Is a weakened Europe an opportunity for Switzerland?
Just as the electorate is convinced of Switzerland's positive image abroad, it is critical of developments taking place within the EU. Seventy-five percent of Swiss people believe that the EU has been somewhat or greatly weakened by the events of the past 12 months (+10 pp relative to 2019), with only 12% asserting that the EU has been unequivocally or somewhat strengthened.
Christof Wicki, Director of the Europa Forum Lucerne, offers an explanation: "The high level of indebtedness of some member states, the refugee crisis at the EU's external borders, Brexit, internal challenges to democracy, and increasingly difficult relations with partners such as the United States and China have no doubt contributed to these views. Against this backdrop, it is not surprising that Swiss voters are more confident about our relations with the EU."
The response to and consequences of the COVID-19 crisis also play a role in assessments of the past 12 months. Seventy-seven percent of Swiss voters find that Europe has drifted apart because of the COVID-19 pandemic, while only 16% believe that the pandemic has brought the EU closer together.

Trade with non-EU countries as a potential compensating factor
The 2020 Europe Barometer shows a slight decline, relative to the previous year, in the optimism of Swiss voters in the event of deteriorating trade relations with the EU. Overall, a slight majority of 53% (-7 pp) of the electorate believes that increased trade with large non-EU countries, such as the United States or China, would clearly or somewhat offset a decrease in trade volume with the EU. However, the share of respondents who consider it unlikely or impossible to compensate in this way rose by 12 percentage points to 40%. When asked what strategy Switzerland should pursue in light of increasing political power struggles among the world's biggest economies, 53% (+4 pp) favored Switzerland pursuing its own niche policy and only 35% (+1 pp) favored joining with a unified EU in order to strengthen Switzerland's negotiating power.

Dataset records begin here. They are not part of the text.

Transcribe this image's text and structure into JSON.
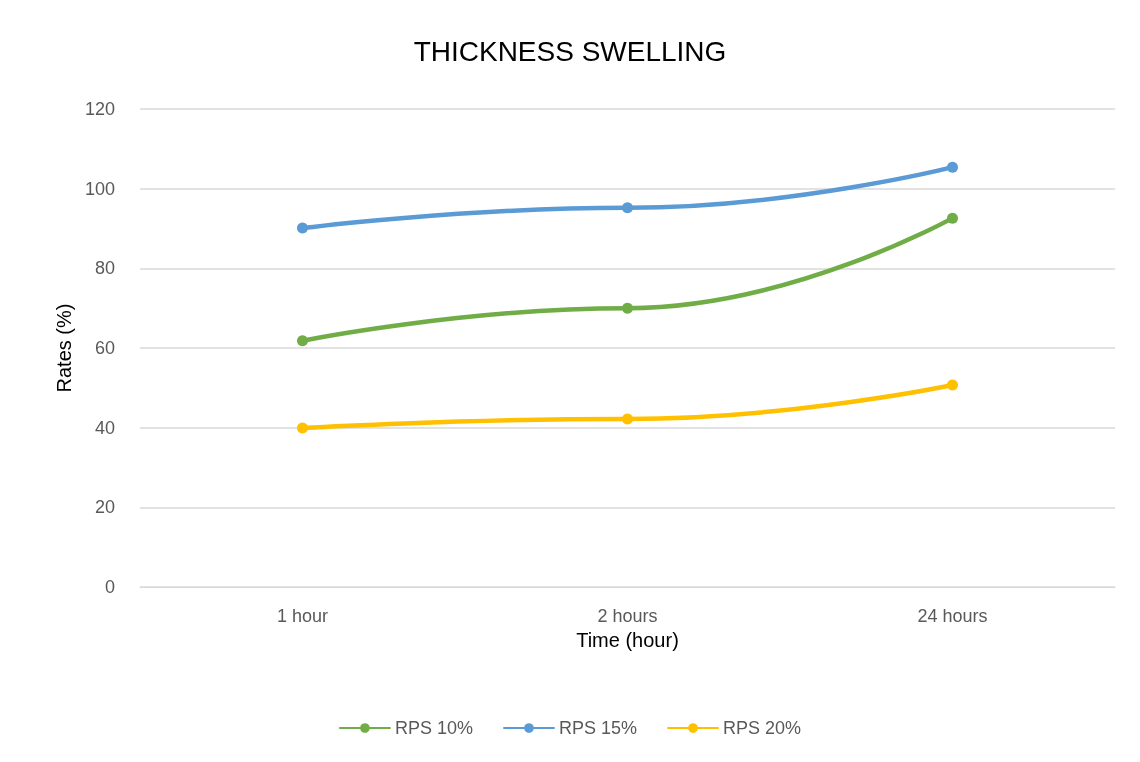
{
  "chart_data": {
    "type": "line",
    "title": "THICKNESS SWELLING",
    "xlabel": "Time (hour)",
    "ylabel": "Rates (%)",
    "categories": [
      "1 hour",
      "2 hours",
      "24 hours"
    ],
    "series": [
      {
        "name": "RPS 10%",
        "color": "#70ad47",
        "values": [
          61.8,
          70,
          92.6
        ]
      },
      {
        "name": "RPS 15%",
        "color": "#5b9bd5",
        "values": [
          90.1,
          95.2,
          105.4
        ]
      },
      {
        "name": "RPS 20%",
        "color": "#ffc000",
        "values": [
          39.9,
          42.2,
          50.7
        ]
      }
    ],
    "ylim": [
      0,
      120
    ],
    "yticks": [
      0,
      20,
      40,
      60,
      80,
      100,
      120
    ],
    "grid": "y",
    "legend": "bottom",
    "marker": "circle",
    "line_style": "solid"
  }
}
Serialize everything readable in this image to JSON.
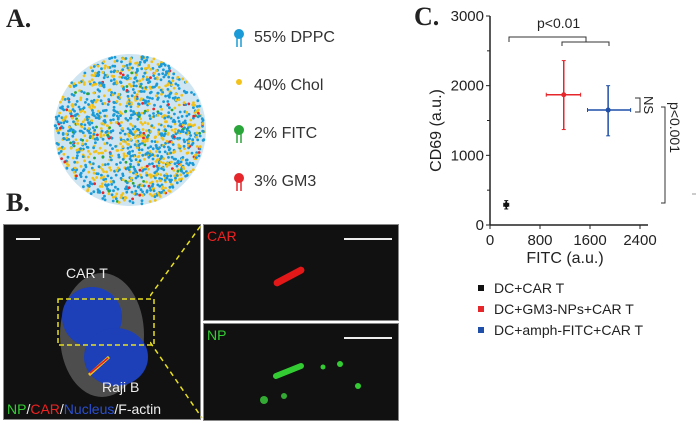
{
  "panel_a": {
    "label": "A.",
    "components": [
      {
        "text": "55% DPPC",
        "color": "#1a9ad6"
      },
      {
        "text": "40% Chol",
        "color": "#f2c21b"
      },
      {
        "text": "2% FITC",
        "color": "#2aa53a"
      },
      {
        "text": "3% GM3",
        "color": "#e5262b"
      }
    ]
  },
  "panel_b": {
    "label": "B.",
    "cell_top": "CAR T",
    "cell_bottom": "Raji B",
    "legend": {
      "np": "NP",
      "car": "CAR",
      "nucleus": "Nucleus",
      "factin": "F-actin",
      "sep": "/"
    },
    "inset_car": "CAR",
    "inset_np": "NP"
  },
  "panel_c": {
    "label": "C."
  },
  "chart_data": {
    "type": "scatter",
    "xlabel": "FITC (a.u.)",
    "ylabel": "CD69 (a.u.)",
    "xlim": [
      0,
      2400
    ],
    "ylim": [
      0,
      3000
    ],
    "xticks": [
      "0",
      "800",
      "1600",
      "2400"
    ],
    "yticks": [
      "0",
      "1000",
      "2000",
      "3000"
    ],
    "series": [
      {
        "name": "DC+CAR T",
        "color": "#111111",
        "x": 260,
        "y": 290,
        "xerr": [
          220,
          300
        ],
        "yerr": [
          230,
          350
        ]
      },
      {
        "name": "DC+GM3-NPs+CAR T",
        "color": "#e5262b",
        "x": 1180,
        "y": 1870,
        "xerr": [
          900,
          1450
        ],
        "yerr": [
          1370,
          2360
        ]
      },
      {
        "name": "DC+amph-FITC+CAR T",
        "color": "#1f4fa8",
        "x": 1890,
        "y": 1650,
        "xerr": [
          1560,
          2250
        ],
        "yerr": [
          1280,
          2000
        ]
      }
    ],
    "annotations": {
      "top": "p<0.01",
      "ns": "NS",
      "right": "p<0.001"
    },
    "legend_position": "bottom"
  }
}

Manuel Rybach, Global Head of Public Policy and Regulatory Affairs at Credit Suisse, observes: "Compared with last year, more people in Switzerland believe that trade relations with the EU are important and that new treaties with non-EU countries are no substitute. This is a realistic assessment. But we need both. While the EU is by far Switzerland's most significant trading partner, free trade agreements with non-EU countries are also important for our export industry."